Addressing Both Misleading and Jailbreak Attacks: Covers both mainstream attack scenarios under a single framework through prompt fine-tuning and the plug-and-play extension of LLM safety checkers.
No Loss in Standard Performance: In contrast to the significant performance drop observed with SmoothVLM, DPS barely impacts standard task performance.
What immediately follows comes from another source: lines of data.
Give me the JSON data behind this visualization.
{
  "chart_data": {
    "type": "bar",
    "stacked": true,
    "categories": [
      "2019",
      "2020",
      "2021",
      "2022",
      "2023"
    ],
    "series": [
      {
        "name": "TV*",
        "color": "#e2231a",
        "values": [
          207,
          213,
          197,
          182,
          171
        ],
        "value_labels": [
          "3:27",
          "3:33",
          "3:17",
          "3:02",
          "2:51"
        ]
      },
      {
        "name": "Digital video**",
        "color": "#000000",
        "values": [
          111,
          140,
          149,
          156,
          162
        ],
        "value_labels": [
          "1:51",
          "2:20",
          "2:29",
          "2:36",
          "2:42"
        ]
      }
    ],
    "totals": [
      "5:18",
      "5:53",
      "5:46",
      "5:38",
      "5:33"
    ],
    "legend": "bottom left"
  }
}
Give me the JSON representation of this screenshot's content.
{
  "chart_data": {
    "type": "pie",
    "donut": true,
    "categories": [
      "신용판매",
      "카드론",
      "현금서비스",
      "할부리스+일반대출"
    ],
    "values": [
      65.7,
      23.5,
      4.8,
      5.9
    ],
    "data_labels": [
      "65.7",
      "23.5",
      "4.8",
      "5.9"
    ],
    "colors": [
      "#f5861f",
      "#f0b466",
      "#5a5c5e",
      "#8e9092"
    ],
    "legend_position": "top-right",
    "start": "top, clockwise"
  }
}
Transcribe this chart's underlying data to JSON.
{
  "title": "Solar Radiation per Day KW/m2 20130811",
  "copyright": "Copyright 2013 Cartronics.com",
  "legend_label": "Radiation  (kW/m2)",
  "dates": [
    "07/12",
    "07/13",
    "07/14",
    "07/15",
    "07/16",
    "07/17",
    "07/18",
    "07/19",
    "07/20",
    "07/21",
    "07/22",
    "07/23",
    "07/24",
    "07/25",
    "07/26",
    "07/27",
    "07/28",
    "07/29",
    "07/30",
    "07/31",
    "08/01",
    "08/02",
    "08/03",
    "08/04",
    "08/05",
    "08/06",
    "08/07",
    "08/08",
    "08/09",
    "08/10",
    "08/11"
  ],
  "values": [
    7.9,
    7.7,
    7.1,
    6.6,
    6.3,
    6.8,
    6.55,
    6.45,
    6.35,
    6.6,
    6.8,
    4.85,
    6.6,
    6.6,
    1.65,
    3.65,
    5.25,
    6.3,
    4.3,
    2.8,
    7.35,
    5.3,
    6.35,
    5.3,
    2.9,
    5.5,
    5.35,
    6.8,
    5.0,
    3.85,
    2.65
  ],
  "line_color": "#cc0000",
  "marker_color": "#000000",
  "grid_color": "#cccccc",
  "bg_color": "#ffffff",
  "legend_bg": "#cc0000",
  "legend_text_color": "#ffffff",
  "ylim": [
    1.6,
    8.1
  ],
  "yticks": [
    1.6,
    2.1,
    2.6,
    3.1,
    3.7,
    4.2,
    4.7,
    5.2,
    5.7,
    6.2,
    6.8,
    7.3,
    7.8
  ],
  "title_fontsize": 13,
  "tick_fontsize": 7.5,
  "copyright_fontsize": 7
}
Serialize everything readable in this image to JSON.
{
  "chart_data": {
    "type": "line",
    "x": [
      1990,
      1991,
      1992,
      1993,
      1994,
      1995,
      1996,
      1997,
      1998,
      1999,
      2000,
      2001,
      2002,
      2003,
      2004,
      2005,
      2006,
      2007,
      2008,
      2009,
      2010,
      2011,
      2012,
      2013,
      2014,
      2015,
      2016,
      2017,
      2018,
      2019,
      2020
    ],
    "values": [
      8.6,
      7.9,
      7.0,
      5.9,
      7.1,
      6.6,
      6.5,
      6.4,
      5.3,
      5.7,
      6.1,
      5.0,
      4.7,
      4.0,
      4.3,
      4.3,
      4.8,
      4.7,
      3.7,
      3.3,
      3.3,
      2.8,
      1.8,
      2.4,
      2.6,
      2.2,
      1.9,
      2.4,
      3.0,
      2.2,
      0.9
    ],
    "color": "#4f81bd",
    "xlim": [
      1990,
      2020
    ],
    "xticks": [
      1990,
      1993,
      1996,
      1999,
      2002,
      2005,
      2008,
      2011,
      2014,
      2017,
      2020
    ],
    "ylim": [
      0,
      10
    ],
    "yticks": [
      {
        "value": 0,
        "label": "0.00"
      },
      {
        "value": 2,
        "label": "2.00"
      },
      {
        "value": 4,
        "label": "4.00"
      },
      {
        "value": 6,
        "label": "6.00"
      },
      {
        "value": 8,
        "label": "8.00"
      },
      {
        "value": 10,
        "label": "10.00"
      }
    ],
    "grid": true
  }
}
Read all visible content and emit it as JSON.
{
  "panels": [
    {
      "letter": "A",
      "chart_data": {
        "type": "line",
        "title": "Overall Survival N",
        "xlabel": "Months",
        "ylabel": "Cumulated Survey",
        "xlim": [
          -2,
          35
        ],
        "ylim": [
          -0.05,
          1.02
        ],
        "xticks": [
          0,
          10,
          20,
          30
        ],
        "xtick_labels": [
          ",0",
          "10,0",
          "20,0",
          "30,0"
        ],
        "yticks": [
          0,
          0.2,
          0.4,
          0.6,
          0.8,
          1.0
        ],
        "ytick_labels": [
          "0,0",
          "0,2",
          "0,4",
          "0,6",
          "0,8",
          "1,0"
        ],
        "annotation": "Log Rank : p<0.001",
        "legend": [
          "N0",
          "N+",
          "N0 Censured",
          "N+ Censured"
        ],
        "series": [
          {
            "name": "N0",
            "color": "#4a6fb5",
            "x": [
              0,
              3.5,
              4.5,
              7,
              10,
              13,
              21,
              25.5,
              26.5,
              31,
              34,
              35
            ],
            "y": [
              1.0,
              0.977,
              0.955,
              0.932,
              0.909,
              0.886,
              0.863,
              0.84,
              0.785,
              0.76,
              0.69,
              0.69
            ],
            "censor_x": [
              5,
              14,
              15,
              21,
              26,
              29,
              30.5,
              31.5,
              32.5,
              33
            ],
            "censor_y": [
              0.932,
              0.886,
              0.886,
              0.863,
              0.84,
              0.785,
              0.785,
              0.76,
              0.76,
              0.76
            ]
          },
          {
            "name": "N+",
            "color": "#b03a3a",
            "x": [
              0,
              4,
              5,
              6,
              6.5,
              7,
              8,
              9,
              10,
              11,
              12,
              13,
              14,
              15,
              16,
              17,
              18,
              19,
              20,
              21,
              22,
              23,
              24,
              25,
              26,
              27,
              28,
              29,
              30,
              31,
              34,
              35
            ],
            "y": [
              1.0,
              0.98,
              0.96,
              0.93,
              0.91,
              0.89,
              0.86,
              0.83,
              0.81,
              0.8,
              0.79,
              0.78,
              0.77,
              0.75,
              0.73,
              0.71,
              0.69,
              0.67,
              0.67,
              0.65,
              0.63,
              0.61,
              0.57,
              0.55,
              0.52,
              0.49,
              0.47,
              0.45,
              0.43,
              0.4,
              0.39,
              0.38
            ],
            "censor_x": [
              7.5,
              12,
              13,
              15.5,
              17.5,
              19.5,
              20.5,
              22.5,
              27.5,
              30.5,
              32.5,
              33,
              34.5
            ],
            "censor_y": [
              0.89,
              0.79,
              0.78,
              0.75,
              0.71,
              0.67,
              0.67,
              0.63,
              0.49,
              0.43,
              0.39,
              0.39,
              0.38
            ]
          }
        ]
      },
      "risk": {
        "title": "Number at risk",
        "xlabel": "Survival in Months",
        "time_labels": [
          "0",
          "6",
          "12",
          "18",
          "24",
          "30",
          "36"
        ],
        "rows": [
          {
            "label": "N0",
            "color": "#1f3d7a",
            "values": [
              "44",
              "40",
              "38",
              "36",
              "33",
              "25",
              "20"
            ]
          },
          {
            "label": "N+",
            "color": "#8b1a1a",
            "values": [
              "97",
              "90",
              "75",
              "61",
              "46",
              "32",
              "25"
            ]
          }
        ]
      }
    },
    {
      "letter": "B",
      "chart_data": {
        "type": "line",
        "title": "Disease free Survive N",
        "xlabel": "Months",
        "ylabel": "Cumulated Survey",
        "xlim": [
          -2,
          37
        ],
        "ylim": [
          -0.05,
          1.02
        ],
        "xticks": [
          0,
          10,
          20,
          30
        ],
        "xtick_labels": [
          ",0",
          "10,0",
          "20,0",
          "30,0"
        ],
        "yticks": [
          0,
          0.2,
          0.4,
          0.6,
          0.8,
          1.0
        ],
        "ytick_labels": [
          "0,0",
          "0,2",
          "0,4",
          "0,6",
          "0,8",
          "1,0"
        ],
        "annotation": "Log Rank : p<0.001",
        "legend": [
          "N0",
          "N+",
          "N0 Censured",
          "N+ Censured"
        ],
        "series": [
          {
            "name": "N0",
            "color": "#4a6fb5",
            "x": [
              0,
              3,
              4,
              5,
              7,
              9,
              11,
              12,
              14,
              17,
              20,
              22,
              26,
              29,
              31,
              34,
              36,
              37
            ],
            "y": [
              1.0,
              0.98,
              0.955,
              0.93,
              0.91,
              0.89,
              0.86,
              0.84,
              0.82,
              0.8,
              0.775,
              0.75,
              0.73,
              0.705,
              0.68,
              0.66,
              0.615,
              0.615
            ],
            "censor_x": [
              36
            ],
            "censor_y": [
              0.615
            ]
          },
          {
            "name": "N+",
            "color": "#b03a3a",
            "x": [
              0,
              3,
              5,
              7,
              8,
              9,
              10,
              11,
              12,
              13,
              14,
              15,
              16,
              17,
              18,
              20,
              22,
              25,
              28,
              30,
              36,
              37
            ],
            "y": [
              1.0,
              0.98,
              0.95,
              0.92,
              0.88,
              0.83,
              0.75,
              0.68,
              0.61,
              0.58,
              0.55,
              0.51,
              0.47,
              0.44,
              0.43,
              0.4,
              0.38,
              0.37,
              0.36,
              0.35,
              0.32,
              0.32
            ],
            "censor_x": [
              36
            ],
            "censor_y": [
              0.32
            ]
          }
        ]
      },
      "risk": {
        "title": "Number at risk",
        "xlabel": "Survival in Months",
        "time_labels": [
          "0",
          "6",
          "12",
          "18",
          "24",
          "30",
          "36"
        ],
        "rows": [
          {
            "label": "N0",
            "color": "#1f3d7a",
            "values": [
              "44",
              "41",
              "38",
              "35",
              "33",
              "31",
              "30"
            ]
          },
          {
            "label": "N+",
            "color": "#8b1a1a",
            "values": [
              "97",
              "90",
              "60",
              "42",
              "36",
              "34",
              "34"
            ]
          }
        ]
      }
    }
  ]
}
Limitations & Future Work¶

Computational Overhead: Requires multiple cropping operations and model inferences (at least 4 LVLM calls), resulting in a significant overhead increase compared to single inference.
Failure Cases with Cropping: If the attack information is globally distributed rather than localized, cropping might fail to eliminate the attack signal, rendering partial-perception supervision ineffective.
Dependency on Confidence Discrepancy Assumption: The method relies on the observation that "attacks cause model confidence to drop." If an attack technique keeps model confidence high despite being attacked, the defense may fail.
Evaluation Limited to API Models: Main experiments are conducted on proprietary API models (Qwen-VL-Plus, GPT-4o-Mini, Gemini-1.5-Flash), with open-source models verified only through additional experiments on Qwen2.5-VL-32B.
Scope for Enhancing Interaction Strategies: A simple two-step prompting approach is currently used; more sophisticated interaction mechanisms (e.g., multi-turn debates) could potentially yield further improvements.

Rating¶

Novelty: ⭐⭐⭐⭐ — Applying the weak-to-strong supervision paradigm to visual attack defense offers a brand-new perspective.
Experimental Thoroughness: ⭐⭐⭐⭐ — Evaluated across three models, six datasets, and seven baselines, covering both misleading and jailbreak attacks.
Writing Quality: ⭐⭐⭐⭐ — The motivation analysis in Section 3 is progressive and clearly structured.
Value: ⭐⭐⭐⭐ — High practicality (black-box and training-free), though the computational overhead may limit its deployment scenarios.